Sunlight is just as concerned about the influence of big money coming from outside groups as Rauch, but we can’t help notice that the political parties are no slouches at raising and spending huge sums of money themselves. The National Republican Congressional Committee has reported raising $66 million so far this year, while American Crossroads has pulled in just $3.6 million to date. And the influence — the behind closed doors influence that Rauch thinks is missing — is alive and well in the nation’s capital.

In the final hours of the last Congress, for example, it passed and the president signed an extension of various tax provisions to avert what was known as the fiscal cliff, which would have raised taxes on millions of middle class families. So far so good, except that among the provisions that was allowed to expire was payroll tax relief, which predominantly benefited working Americans. A series of “temporary” business tax breaks that collectively cost the treasury an estimated $280 billion last year remained in place. Special interests pushed for the tax breaks, which were inserted and voted out without a chance for public comment or criticism.

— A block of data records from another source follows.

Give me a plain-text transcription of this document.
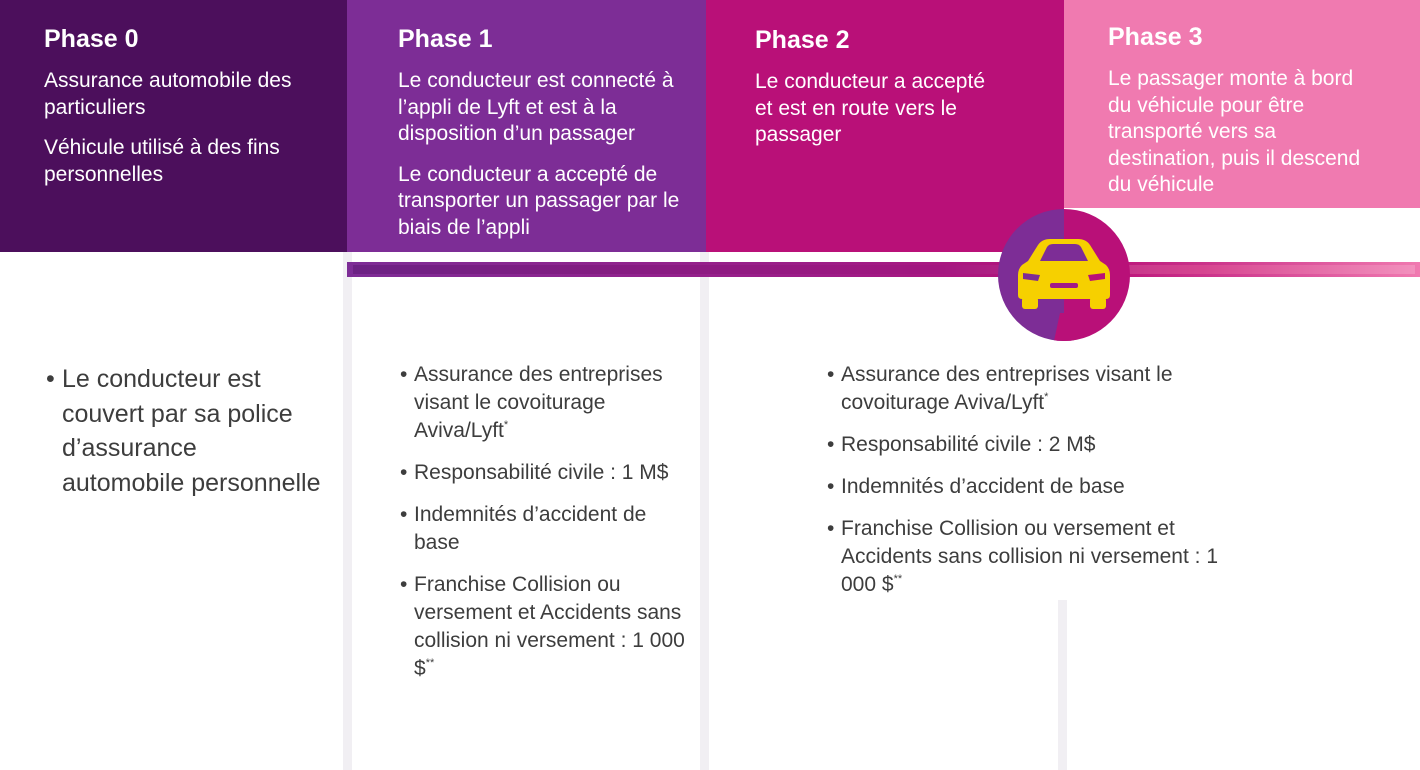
Phase 0

Assurance automobile des particuliers

Véhicule utilisé à des fins personnelles

Phase 1

Le conducteur est connecté à l’appli de Lyft et est à la disposition d’un passager

Le conducteur a accepté de transporter un passager par le biais de l’appli

Phase 2

Le conducteur a accepté et est en route vers le passager

Phase 3

Le passager monte à bord du véhicule pour être transporté vers sa destination, puis il descend du véhicule

• Le conducteur est couvert par sa police d’assurance automobile personnelle
• Assurance des entreprises visant le covoiturage Aviva/Lyft*
• Responsabilité civile : 1 M$
• Indemnités d’accident de base
• Franchise Collision ou versement et Accidents sans collision ni versement : 1 000 $**
• Assurance des entreprises visant le covoiturage Aviva/Lyft*
• Responsabilité civile : 2 M$
• Indemnités d’accident de base
• Franchise Collision ou versement et Accidents sans collision ni versement : 1 000 $**
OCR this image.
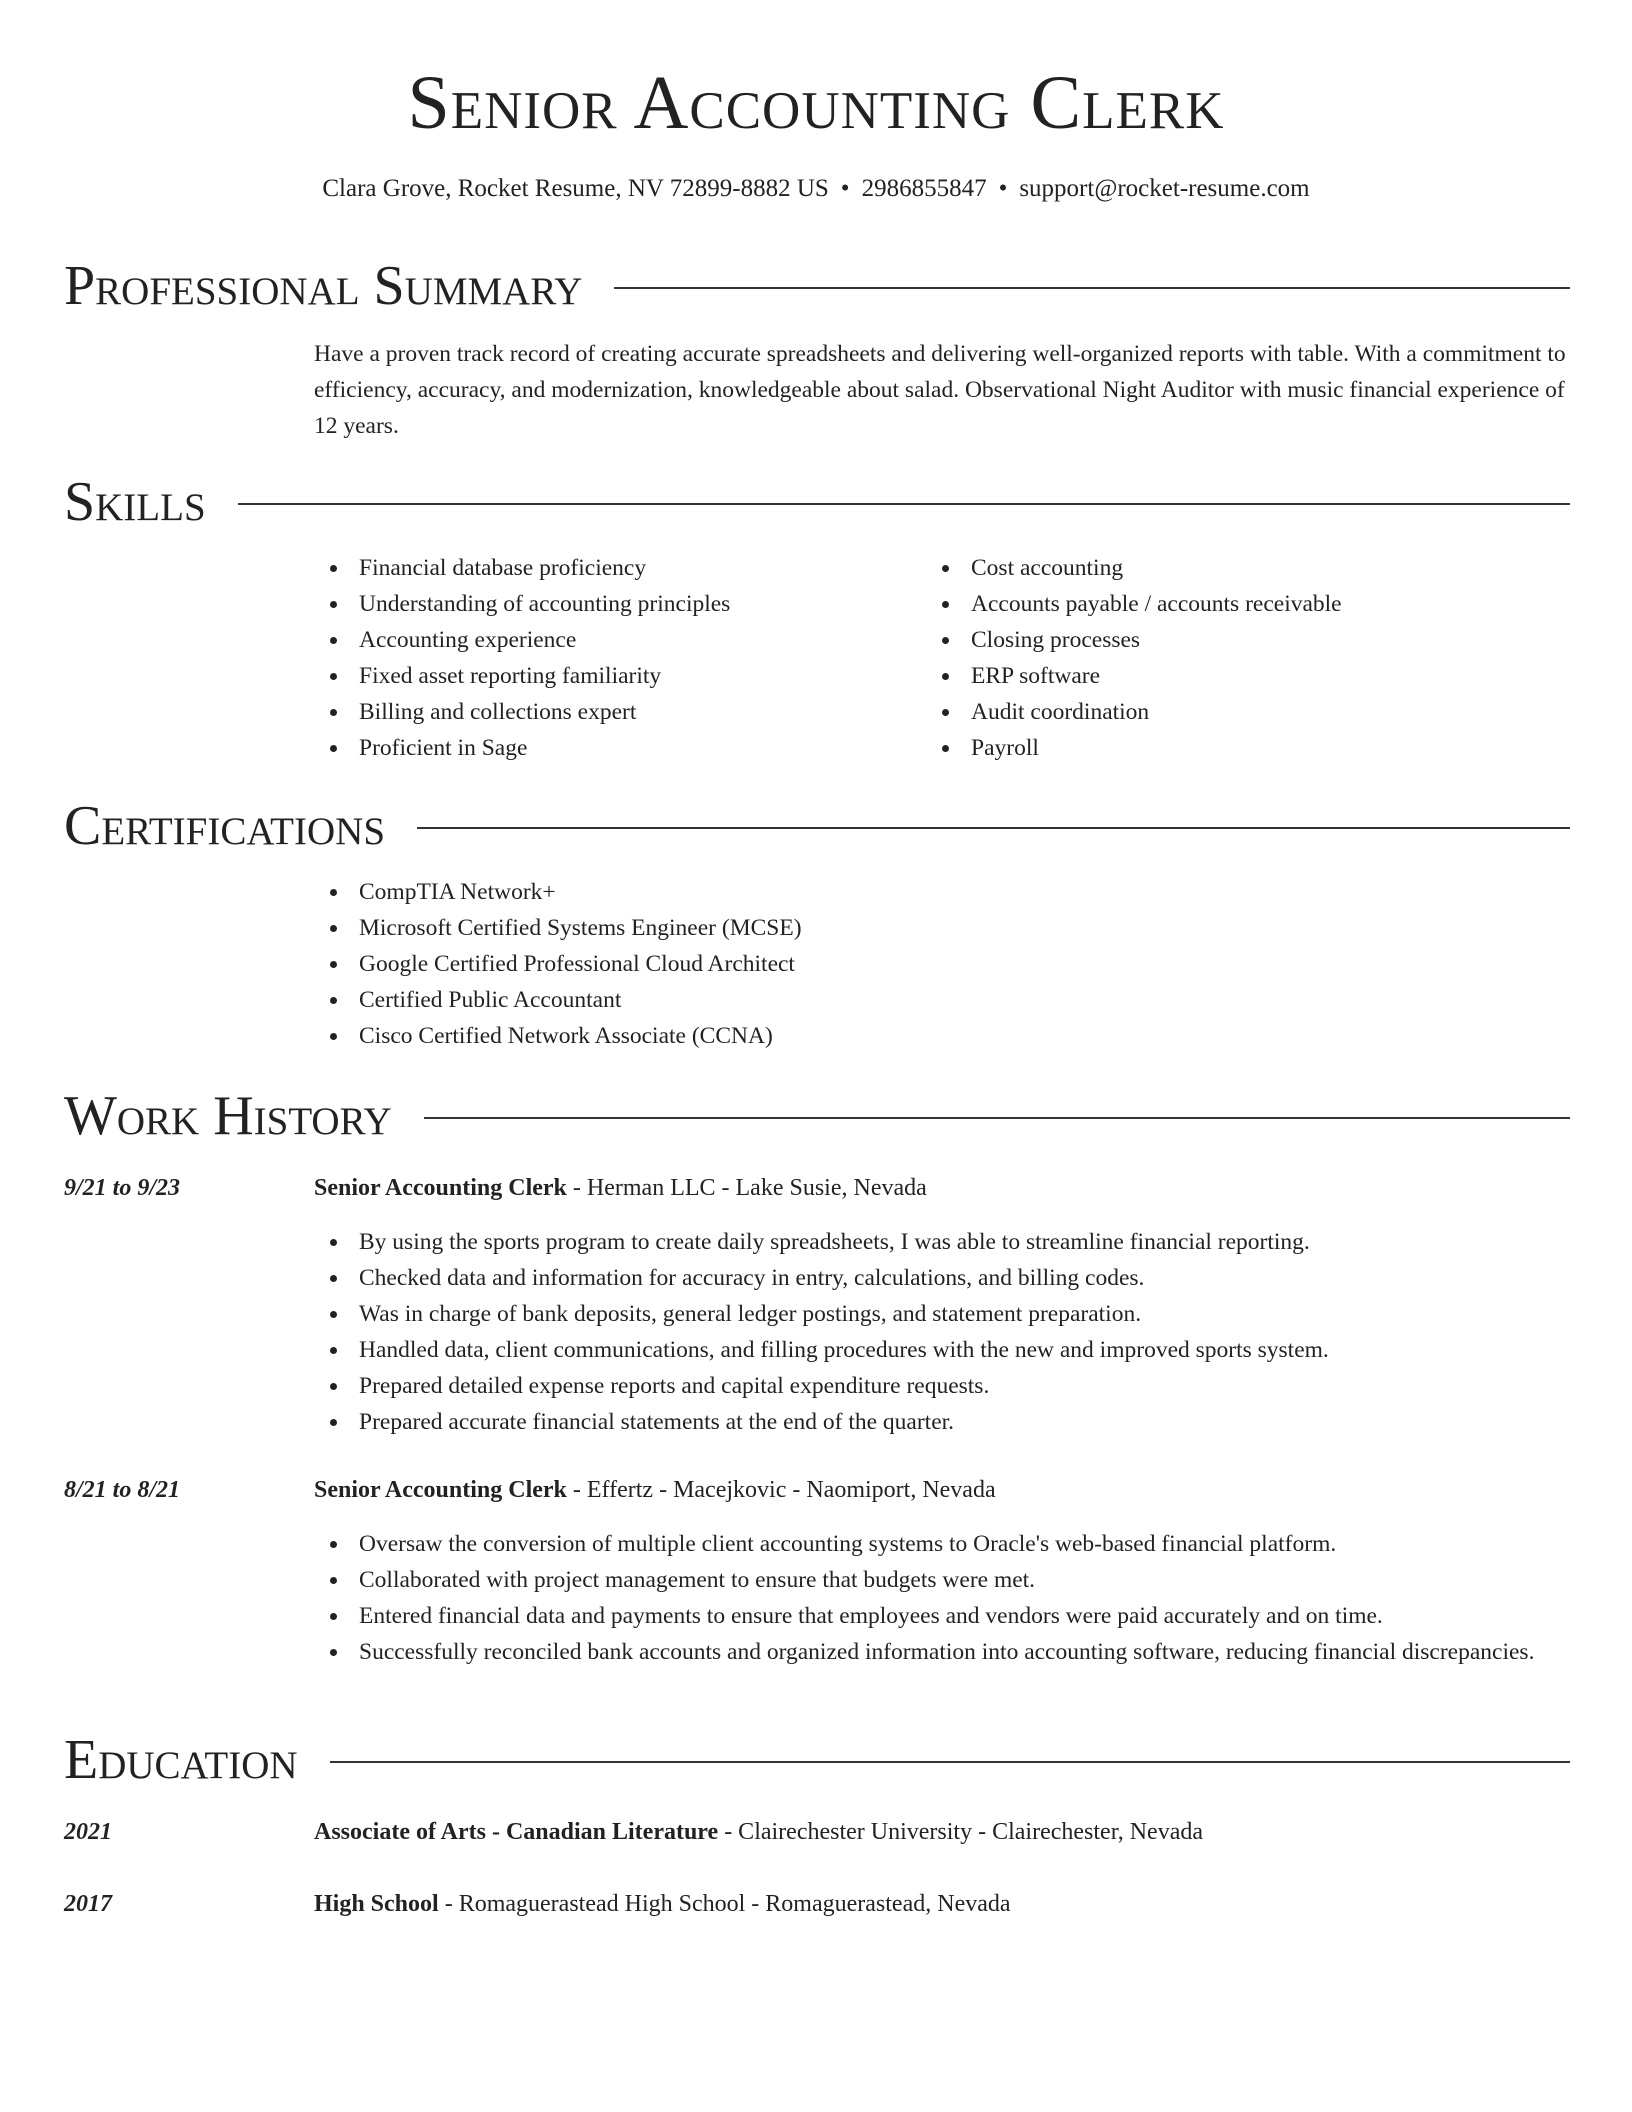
Senior Accounting Clerk
Clara Grove, Rocket Resume, NV 72899-8882 US • 2986855847 • support@rocket-resume.com
Professional Summary

Have a proven track record of creating accurate spreadsheets and delivering well-organized reports with table. With a commitment to efficiency, accuracy, and modernization, knowledgeable about salad. Observational Night Auditor with music financial experience of 12 years.

Skills
Financial database proficiency
Understanding of accounting principles
Accounting experience
Fixed asset reporting familiarity
Billing and collections expert
Proficient in Sage
Cost accounting
Accounts payable / accounts receivable
Closing processes
ERP software
Audit coordination
Payroll
Certifications
CompTIA Network+
Microsoft Certified Systems Engineer (MCSE)
Google Certified Professional Cloud Architect
Certified Public Accountant
Cisco Certified Network Associate (CCNA)
Work History
9/21 to 9/23	Senior Accounting Clerk - Herman LLC - Lake Susie, Nevada
By using the sports program to create daily spreadsheets, I was able to streamline financial reporting.
Checked data and information for accuracy in entry, calculations, and billing codes.
Was in charge of bank deposits, general ledger postings, and statement preparation.
Handled data, client communications, and filling procedures with the new and improved sports system.
Prepared detailed expense reports and capital expenditure requests.
Prepared accurate financial statements at the end of the quarter.
8/21 to 8/21	Senior Accounting Clerk - Effertz - Macejkovic - Naomiport, Nevada
Oversaw the conversion of multiple client accounting systems to Oracle's web-based financial platform.
Collaborated with project management to ensure that budgets were met.
Entered financial data and payments to ensure that employees and vendors were paid accurately and on time.
Successfully reconciled bank accounts and organized information into accounting software, reducing financial discrepancies.
Education
2021	Associate of Arts - Canadian Literature - Clairechester University - Clairechester, Nevada
2017	High School - Romaguerastead High School - Romaguerastead, Nevada
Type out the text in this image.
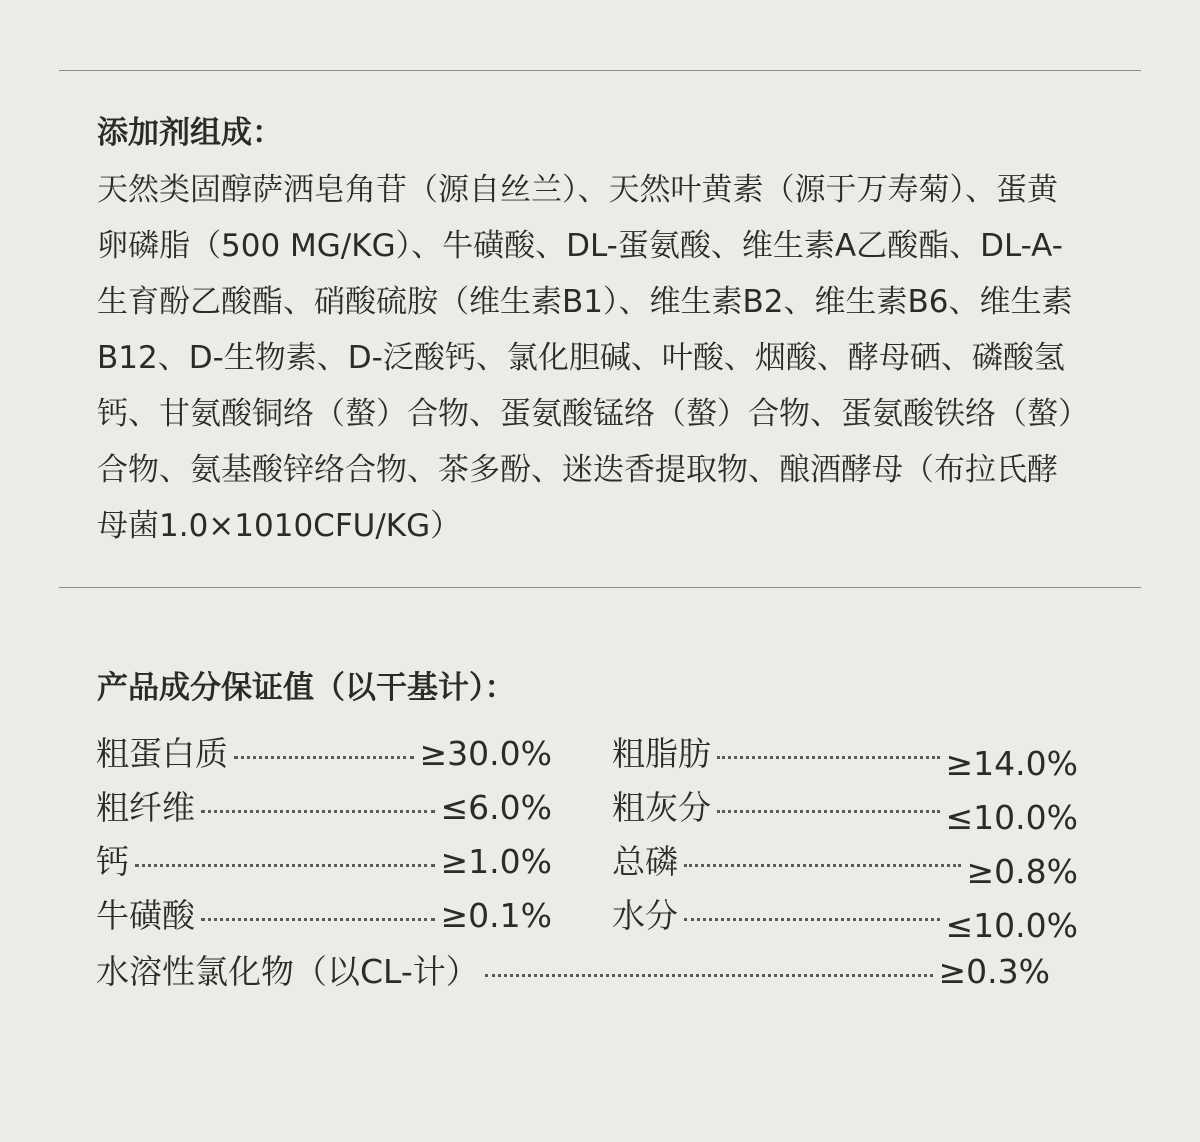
添加剂组成：
天然类固醇萨洒皂角苷（源自丝兰）、天然叶黄素（源于万寿菊）、蛋黄卵磷脂（500 MG/KG）、牛磺酸、DL-蛋氨酸、维生素A乙酸酯、DL-A-生育酚乙酸酯、硝酸硫胺（维生素B1）、维生素B2、维生素B6、维生素B12、D-生物素、D-泛酸钙、氯化胆碱、叶酸、烟酸、酵母硒、磷酸氢钙、甘氨酸铜络（螯）合物、蛋氨酸锰络（螯）合物、蛋氨酸铁络（螯）合物、氨基酸锌络合物、茶多酚、迷迭香提取物、酿酒酵母（布拉氏酵母菌1.0×1010CFU/KG）
产品成分保证值（以干基计）：
粗蛋白质	≥30.0%
粗纤维	≤6.0%
钙	≥1.0%
牛磺酸	≥0.1%
粗脂肪	≥14.0%
粗灰分	≤10.0%
总磷	≥0.8%
水分	≤10.0%
水溶性氯化物（以CL-计）	≥0.3%
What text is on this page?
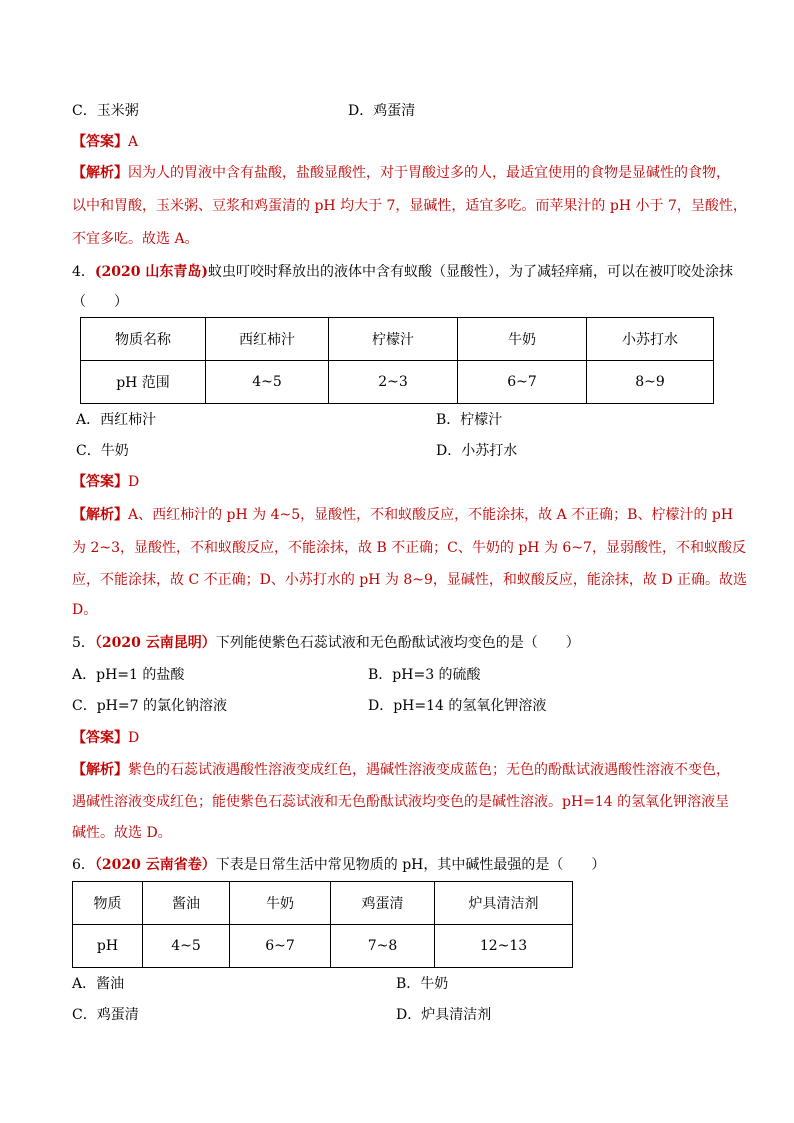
C．玉米粥	D．鸡蛋清
【答案】A
【解析】因为人的胃液中含有盐酸，盐酸显酸性，对于胃酸过多的人，最适宜使用的食物是显碱性的食物，
以中和胃酸，玉米粥、豆浆和鸡蛋清的 pH 均大于 7，显碱性，适宜多吃。而苹果汁的 pH 小于 7，呈酸性，
不宜多吃。故选 A。
4．(2020 山东青岛)蚊虫叮咬时释放出的液体中含有蚁酸（显酸性），为了减轻痒痛，可以在被叮咬处涂抹
（　　）
物质名称	西红柿汁	柠檬汁	牛奶	小苏打水
pH 范围	4~5	2~3	6~7	8~9
A．西红柿汁	B．柠檬汁
C．牛奶	D．小苏打水
【答案】D
【解析】A、西红柿汁的 pH 为 4~5，显酸性，不和蚁酸反应，不能涂抹，故 A 不正确；B、柠檬汁的 pH
为 2~3，显酸性，不和蚁酸反应，不能涂抹，故 B 不正确；C、牛奶的 pH 为 6~7，显弱酸性，不和蚁酸反
应，不能涂抹，故 C 不正确；D、小苏打水的 pH 为 8~9，显碱性，和蚁酸反应，能涂抹，故 D 正确。故选
D。
5．（2020 云南昆明）下列能使紫色石蕊试液和无色酚酞试液均变色的是（　　）
A．pH=1 的盐酸	B．pH=3 的硫酸
C．pH=7 的氯化钠溶液	D．pH=14 的氢氧化钾溶液
【答案】D
【解析】紫色的石蕊试液遇酸性溶液变成红色，遇碱性溶液变成蓝色；无色的酚酞试液遇酸性溶液不变色，
遇碱性溶液变成红色；能使紫色石蕊试液和无色酚酞试液均变色的是碱性溶液。pH=14 的氢氧化钾溶液呈
碱性。故选 D。
6．（2020 云南省卷）下表是日常生活中常见物质的 pH，其中碱性最强的是（　　）
物质	酱油	牛奶	鸡蛋清	炉具清洁剂
pH	4~5	6~7	7~8	12~13
A．酱油	B．牛奶
C．鸡蛋清	D．炉具清洁剂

In that same gridlocked election year of 2012, Congress also managed to pass — by overwhelming margins — a bill to extend the life of the Export-Import Bank, an institution that provides billions in financing to giant corporations like Boeing, General Electric and Deere & Co. Not surprisingly, they were among the biggest backers of the bill, which President Barack Obama, who in his 2008 campaign labeled the bank “little more than a fund for corporate welfare,” signed.

And Rauch’s favored “political hacks cutting deals behind closed doors” included in their spending bill, passed in January, specific language requiring the Pentagon to keep spending tens of billions of dollars each year on a drone that the Air Force does not want and cannot use in combat zones — or in bad weather. But the company that makes it, Northrop Grumman, lavished campaign contributions on nearly 300 members of Congress in 2013, and one of its lobbyists co-hosted the annual golf tournament of Sen. Barbara Mikulski, the Maryland Democrat who chairs the powerful Appropriations Committee.

And of course there is today’s report from Politico that the titans of Wall Street are threatening to withhold campaign cash from Republicans in response to the tax reform proposal of House Ways and Means Chairman Dave Camp, R-Mich. In the unlikely event it should become law, Camp’s plan would raise levies on banks and on carried interest — the loophole that famously allows the likes of Warren Buffet to pay a lower tax rate than his secretary. Majority Leader Eric Cantor, R-Va., assured lobbyists that Camp’s handiwork was just a draft, and other GOP leaders rushed to assure the financial industry that they wouldn’t be the proverbial “fellow behind the tree” on whom new taxes would land.

Rauch argues that those party leaders should be strengthened: “The next round of political reform should make party bosses and political machines stronger, not weaker. The candidate-selection process should be tweaked to reduce the sway of grass-roots activists and return power to party grandees.”

By grass-roots activists, Rauch means you.

Say what one will about the Tea Party now, what drove ordinary Americans to its banner five years ago was the certainty that something has gone terribly wrong in Washington. Incomes are stagnant for all but the wealthiest; able-bodied Americans are sitting idle; an alarmingly high percentage of recent college graduates have low-paying jobs that require no degree; and the American Dream is unreachable for more and more of our citizens. Letting rank-and-file members of Congress steer federal dollars to a few pet projects will not address those problems, nor will back room deals to which only insiders have access. Corruption is alive and well in Washington — and letting it flourish won’t solve our problems.